Le choix de l'apaisement
À l’issue de leur tête à tête, le président américain a affirmé qu'une nouvelle Guerre froide «n'était pas nécessaire». Après avoir promis de soutenir Taïwan en cas d’intervention militaire chinoise sur l’île, le président américain avait réaffirmé que la position américaine n’avait pas évolué sur la question. Les manœuvres militaires chinoises dans le golfe de Taïwan en réaction à la visite de Nancy Pelosi, présidente de la Chambre des représentants des États-Unis, sur l’île, avaient créé l’inquiétude. Celle-ci serait dissipée. «Je ne pense pas qu'il y a une tentative imminente de la part de la Chine d'envahir Taïwan» déclarait le dirigeant américain lundi.

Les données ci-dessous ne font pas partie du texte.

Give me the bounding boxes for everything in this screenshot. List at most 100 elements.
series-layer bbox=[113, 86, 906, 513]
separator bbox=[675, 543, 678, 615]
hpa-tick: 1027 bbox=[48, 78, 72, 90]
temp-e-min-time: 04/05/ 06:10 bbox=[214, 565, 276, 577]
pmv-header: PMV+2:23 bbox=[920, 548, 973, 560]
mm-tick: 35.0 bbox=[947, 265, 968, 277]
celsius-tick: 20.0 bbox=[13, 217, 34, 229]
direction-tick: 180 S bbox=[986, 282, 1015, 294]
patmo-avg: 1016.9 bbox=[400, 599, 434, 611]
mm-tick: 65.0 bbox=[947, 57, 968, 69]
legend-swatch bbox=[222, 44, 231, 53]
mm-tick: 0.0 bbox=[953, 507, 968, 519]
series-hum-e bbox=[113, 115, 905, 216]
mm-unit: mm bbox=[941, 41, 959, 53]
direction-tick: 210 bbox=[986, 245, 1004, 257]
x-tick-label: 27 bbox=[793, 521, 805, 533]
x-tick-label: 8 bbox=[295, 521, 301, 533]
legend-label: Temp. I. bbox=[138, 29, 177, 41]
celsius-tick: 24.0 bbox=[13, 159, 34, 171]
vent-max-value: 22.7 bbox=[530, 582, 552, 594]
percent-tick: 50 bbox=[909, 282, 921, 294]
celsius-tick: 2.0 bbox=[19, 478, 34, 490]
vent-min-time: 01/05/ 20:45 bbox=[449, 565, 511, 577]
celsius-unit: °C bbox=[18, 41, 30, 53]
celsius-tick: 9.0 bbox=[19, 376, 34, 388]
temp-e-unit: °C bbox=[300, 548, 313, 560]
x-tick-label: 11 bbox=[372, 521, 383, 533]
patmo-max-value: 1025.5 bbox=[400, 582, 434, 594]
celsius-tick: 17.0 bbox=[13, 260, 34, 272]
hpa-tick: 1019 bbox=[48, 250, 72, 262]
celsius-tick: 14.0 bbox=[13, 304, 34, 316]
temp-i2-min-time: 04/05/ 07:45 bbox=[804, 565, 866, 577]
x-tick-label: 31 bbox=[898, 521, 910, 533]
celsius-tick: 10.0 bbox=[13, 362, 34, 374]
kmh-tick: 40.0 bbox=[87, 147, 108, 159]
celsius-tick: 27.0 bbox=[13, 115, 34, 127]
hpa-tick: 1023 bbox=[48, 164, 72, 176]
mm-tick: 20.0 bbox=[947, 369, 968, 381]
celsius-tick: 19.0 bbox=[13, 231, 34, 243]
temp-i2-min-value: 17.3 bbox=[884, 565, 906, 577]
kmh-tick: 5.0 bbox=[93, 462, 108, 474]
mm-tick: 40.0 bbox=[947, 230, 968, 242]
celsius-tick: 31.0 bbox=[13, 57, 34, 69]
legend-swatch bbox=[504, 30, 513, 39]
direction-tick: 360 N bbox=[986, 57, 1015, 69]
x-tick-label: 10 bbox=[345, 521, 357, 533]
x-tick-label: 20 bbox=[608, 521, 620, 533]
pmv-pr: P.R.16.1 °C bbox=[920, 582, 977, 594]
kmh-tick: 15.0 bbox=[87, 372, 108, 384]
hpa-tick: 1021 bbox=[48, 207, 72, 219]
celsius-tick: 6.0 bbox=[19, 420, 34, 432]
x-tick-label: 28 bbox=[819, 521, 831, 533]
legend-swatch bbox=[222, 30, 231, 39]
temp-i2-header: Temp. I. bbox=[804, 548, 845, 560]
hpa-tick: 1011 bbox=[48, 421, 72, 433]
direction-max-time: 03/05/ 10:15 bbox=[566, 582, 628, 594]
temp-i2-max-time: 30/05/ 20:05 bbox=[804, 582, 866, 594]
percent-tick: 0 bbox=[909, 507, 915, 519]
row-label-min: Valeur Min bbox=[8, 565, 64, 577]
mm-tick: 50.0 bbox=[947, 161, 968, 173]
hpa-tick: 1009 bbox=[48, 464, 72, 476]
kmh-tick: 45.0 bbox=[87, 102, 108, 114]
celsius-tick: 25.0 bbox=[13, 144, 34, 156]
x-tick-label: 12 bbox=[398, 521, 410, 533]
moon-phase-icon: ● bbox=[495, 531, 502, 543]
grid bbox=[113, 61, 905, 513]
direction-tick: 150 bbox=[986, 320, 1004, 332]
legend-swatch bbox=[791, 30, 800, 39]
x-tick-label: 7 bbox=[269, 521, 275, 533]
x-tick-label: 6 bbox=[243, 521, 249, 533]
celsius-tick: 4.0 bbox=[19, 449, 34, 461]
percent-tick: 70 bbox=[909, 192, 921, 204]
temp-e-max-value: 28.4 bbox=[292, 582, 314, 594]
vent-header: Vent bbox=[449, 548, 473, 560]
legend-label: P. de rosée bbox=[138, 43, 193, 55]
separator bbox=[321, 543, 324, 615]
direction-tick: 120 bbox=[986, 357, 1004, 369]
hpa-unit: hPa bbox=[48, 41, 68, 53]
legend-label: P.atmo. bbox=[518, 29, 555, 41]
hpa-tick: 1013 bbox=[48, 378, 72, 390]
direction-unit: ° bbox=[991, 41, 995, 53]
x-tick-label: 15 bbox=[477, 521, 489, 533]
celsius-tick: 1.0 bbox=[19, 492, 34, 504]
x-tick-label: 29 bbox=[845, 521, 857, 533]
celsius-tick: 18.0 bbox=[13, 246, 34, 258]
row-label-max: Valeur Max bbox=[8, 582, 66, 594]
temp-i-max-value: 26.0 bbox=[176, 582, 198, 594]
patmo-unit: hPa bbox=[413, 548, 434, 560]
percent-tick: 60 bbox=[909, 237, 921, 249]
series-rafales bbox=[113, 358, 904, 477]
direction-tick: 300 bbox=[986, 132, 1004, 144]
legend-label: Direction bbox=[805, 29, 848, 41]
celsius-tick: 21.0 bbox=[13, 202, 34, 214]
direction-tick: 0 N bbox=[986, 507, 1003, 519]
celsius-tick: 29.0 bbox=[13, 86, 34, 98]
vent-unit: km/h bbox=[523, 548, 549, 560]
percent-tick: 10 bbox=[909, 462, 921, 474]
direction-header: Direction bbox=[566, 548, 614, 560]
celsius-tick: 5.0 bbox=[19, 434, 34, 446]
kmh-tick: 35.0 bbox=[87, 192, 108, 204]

Contrairement à son homologue américain, le dirigeant chinois n’a pas tenu de conférence de presse mais le communiqué de compte-rendu chinois adoptait un ton des plus positifs. Pékin n’a pas l'intention de «changer l'ordre international existant» y écrit le ministère chinois des Affaires étrangères. Le monde serait suffisamment grand pour que les deux pays puissent prospérer et se concurrencer. «Dans les circonstances actuelles, la Chine et les États-Unis partagent plus, et non moins, d'intérêts communs» affirme aussi la diplomatie chinoise.
Il semble que la guerre en Ukraine ait poussé les deux politiques à se montrer conciliants pour jouer la carte de l’apaisement.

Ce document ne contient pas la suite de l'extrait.